Qu’est ce qui pose problème ?
Ce qui pose problème est le fait qu’on veuille jouer sur la sensibilité des Ivoiriens qui demeurent analphabètes. Dès que vous direz qu’il y a eu une rébellion en 2002, tous ceux qui vont abusivement interpréter cette loi, diront que c’est une loi, un fait qui a été amnistié donc vous n’avez pas le droit d’en parler. Deuxième chose, c’est le délit par voie de presse qui ne met en sécurité personne. Il faut bien comprendre que le délit par voie de presse est différent des délits de presse. Les gens de la société civile et les politiques qui s’en orgueillent aujourd’hui, pensant que cela va servir à punir que les journalistes, se trompent.
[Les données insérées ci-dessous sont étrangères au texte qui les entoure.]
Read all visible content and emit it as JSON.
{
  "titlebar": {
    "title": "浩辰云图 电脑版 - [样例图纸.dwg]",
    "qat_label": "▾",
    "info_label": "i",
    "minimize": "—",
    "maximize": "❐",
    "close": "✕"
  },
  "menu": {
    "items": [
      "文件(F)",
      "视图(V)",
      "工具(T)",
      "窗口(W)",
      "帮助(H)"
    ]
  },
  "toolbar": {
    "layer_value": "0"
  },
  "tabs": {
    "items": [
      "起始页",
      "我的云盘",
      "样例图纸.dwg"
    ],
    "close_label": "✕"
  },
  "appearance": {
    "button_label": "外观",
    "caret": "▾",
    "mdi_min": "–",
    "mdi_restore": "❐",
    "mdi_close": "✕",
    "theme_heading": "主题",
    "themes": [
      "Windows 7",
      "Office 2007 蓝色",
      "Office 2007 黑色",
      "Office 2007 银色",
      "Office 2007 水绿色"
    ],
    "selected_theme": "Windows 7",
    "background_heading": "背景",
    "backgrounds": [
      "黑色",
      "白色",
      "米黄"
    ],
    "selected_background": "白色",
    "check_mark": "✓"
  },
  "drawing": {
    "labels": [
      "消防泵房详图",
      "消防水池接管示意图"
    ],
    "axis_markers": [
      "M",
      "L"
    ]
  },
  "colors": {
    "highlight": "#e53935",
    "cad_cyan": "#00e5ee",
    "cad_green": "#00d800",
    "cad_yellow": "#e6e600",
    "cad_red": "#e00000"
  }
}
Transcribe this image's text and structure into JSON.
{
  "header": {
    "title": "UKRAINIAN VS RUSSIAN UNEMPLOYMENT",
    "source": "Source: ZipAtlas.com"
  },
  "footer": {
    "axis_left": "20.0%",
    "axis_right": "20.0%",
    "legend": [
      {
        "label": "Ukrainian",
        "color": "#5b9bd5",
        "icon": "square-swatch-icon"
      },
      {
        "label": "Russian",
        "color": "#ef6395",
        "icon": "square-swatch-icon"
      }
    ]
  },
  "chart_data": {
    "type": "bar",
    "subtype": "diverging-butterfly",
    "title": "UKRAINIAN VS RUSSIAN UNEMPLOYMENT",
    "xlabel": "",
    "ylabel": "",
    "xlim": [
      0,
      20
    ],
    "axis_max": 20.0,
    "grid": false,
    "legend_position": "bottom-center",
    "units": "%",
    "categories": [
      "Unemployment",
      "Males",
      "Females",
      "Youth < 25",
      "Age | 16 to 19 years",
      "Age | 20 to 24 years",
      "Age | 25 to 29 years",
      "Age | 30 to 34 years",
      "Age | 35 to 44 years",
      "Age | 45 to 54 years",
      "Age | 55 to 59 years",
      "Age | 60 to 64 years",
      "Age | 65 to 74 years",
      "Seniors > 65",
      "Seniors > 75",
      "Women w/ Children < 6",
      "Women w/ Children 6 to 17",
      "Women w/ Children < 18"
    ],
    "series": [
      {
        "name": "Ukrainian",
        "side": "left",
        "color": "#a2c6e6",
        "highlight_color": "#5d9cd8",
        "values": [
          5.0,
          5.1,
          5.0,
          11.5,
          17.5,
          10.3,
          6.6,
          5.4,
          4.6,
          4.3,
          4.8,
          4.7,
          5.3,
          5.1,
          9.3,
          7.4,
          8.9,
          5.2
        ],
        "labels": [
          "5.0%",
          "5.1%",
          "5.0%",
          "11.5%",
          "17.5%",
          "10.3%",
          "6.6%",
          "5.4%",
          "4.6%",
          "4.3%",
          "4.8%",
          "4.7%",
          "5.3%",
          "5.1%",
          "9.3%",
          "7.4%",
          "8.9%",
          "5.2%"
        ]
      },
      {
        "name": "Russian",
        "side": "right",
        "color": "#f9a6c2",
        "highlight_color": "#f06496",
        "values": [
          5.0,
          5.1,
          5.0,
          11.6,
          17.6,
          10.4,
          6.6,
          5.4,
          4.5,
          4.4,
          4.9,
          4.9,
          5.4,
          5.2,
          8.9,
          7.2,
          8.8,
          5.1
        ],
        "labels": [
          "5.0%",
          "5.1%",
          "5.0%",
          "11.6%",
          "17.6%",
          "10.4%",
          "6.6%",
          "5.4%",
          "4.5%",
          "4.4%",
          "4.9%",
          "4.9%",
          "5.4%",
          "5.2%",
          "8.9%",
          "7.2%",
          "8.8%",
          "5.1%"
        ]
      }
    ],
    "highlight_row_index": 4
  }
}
Il est écrit NOIR sur BLANC que quiconque serait donc responsable de délits par voie de presse pourrait arriver en prison. Ce qui est assez grave ! Dans la forme, on ne vote pas une loi avec des imprécisions. Quiconque ne veut absolument rien dire. Vous prendriez une disposition dans la loi où on légifère par la voie négative. Mais c’est ahurissant. C’est une hérésie de droit. Les gens insistent sur le fait qu’on a copié cela sur la France. Ça encore c’est une demi-vérité. C’est un mensonge. D’autant plus que depuis 1998, la peine d’emprisonnement pour les Journalistes n’existe dans aucun cas possible, je dis bien aucun cas possible en France. On ne peut donc pas faire de petits arrangements avec la vérité, la démocratie en espérant que tout le monde va se taire. En 2020, je le dis et le répète, le RDR ne sera plus au pouvoir en tout cas pas à l’exécutif. Je fais de l’analyse prospective, dans tous les schémas possibles, le RDR ne conservera pas l’exécutif. Et il va se retrouver dans la position de certaines personnes qu’il vise aujourd’hui. Et cette loi va se retourner contre lui. On fait une loi impersonnelle générale pour l’histoire. On ne fait pas une loi pour régler des problèmes à l’individu.
Le RDR ne sera plus au pouvoir en 2020, avez-vous dit. Vous avez aussi récemment dit sur votre blog que la loi « Anti-casse de 1993 » avait rattrapé ses instigateurs en 1999. C’est le même scénario ?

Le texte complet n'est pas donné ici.